Конечно же, в первую очередь я спрашивал себя — можно ли ей верить или нет. «Кристаллогогист», — сказал я себе и улыбнулся. Уж слишком все это было странным для вымысла. Она говорила с той легкостью и убедительностью, с какими говорят правду, и я, слушая рассказ, ясно представлял себе густые бакенбарды ее отца, его пышные брови и добрую улыбку. Я кожей чувствовал лютый холод лаборатории и смотрел сквозь мерцание в студеной воде. Перед моим мысленным взором пробегали десятки образов — снежинки, листы бумаги, испещренные цифрами, приборы, поросшие сосульками, зубочистки, черный бархат, замерзшее озеро и отраженное в нем угрюмое, перекошенное лицо матери миссис Шарбук.
Когда я снова обратил внимание на воду перед собой, то в руках моих дымилась сигарета. Я рассуждал: если часть детства миссис Шарбук пришлась на расцвет Малькольма Оссиака, то она, скорее всего, моя ровесница. Это мало что мне давало, потому что на самом деле мне требовалось хоть на мгновение увидеть лицо маленькой девочки, которая половину своего детства провела в снежном безлюдье. Я мог только представить, что она носила косички, а ресницы у нее были длинные и красивые.
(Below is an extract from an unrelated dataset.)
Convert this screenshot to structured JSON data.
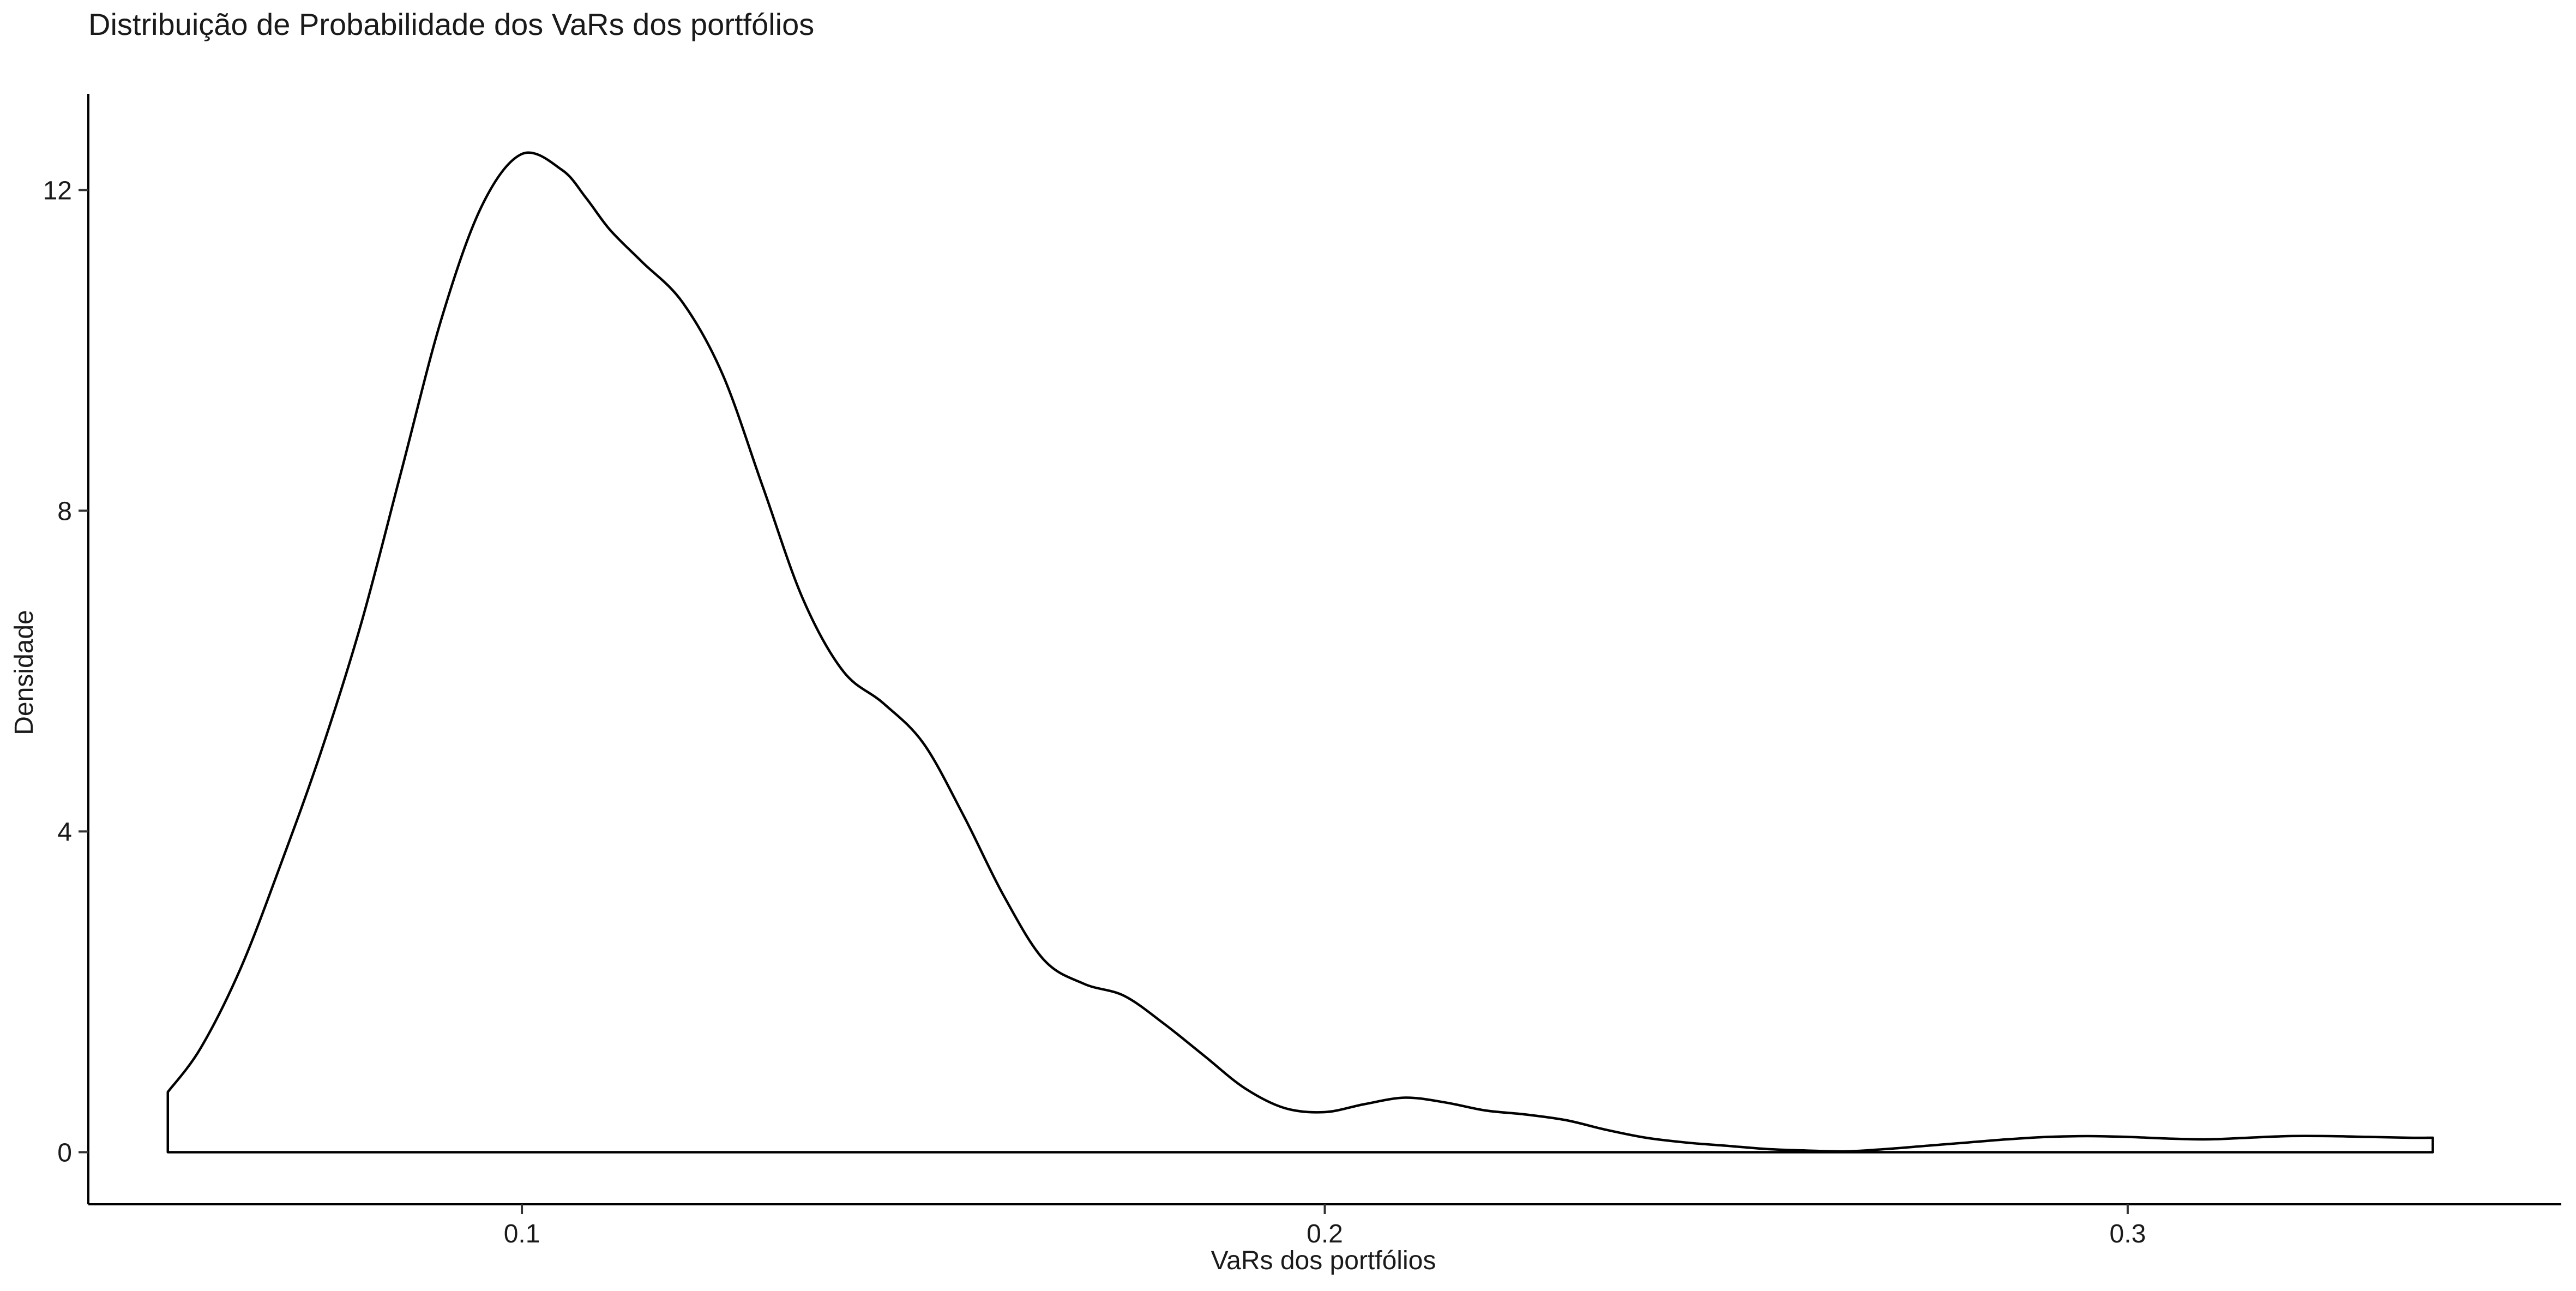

Я выкурил еще одну сигарету и тут заметил, что начало смеркаться. Оранжевое солнце уже нырнуло за деревья, и небеса на горизонте являли собой всплеск розового, переходящего в пурпур, а затем — еще выше — в ночь. Я слишком долго просидел на холоде, и меня пробрала дрожь. Я резво зашагал к выходу на Пятую авеню чуть севернее неприглядного, полуразвалившегося зоопарка, рассчитывая выбраться на улицу до наступления настоящей темноты. Я спешил, размышляя на ходу о том, что миссис Шарбук, хотя и кажется довольно здравомыслящей, на самом деле, возможно, не в своем уме. А потом, не успев спросить себя: «А может ли это иметь какие-нибудь серьезные последствия для моего портрета?», я понял, что придаю слишком уж большое значение ее истории, тогда как на самом деле уже сама ритмика ее речи, мягкий тон ее голоса и даже та маленькая ложь, какую она, возможно, вкрапляет в свой рассказ, насыщены указаниями на ее внешность не меньше, чем события ее жизни. Все это напоминало мне попытку воссоздать по кусочкам раскручивающийся, как пружина, сон, прерванный пробуждением.
Мне нужно было бы отправиться домой и по крайней мере попытаться набросать некоторых персонажей ее истории на бумаге, но таинственность нового заказа еще слишком сильно занимала меня, и я не мог сосредоточиться, сев за рисовальный стол. И кроме того, я опасался, что меня ждут ответы на те письма, что я разослал моим прежним заказчикам, разорвав все договоренности, и хотел отсрочить чтение этих посланий, исполненных почти неприкрытого недовольства и намеков на отсутствие у меня подлинного мастерства. Я знал, что в театре Саманта будет пытаться затушевать плохую игру беспамятного призрака, так что провести с ней время не было никакой возможности. А потому я решил направиться в не столь благородную часть города и на некоторое время смутить покой Шенца. Выйдя на авеню, я быстро остановил кеб и назвал кебмену адрес моего друга.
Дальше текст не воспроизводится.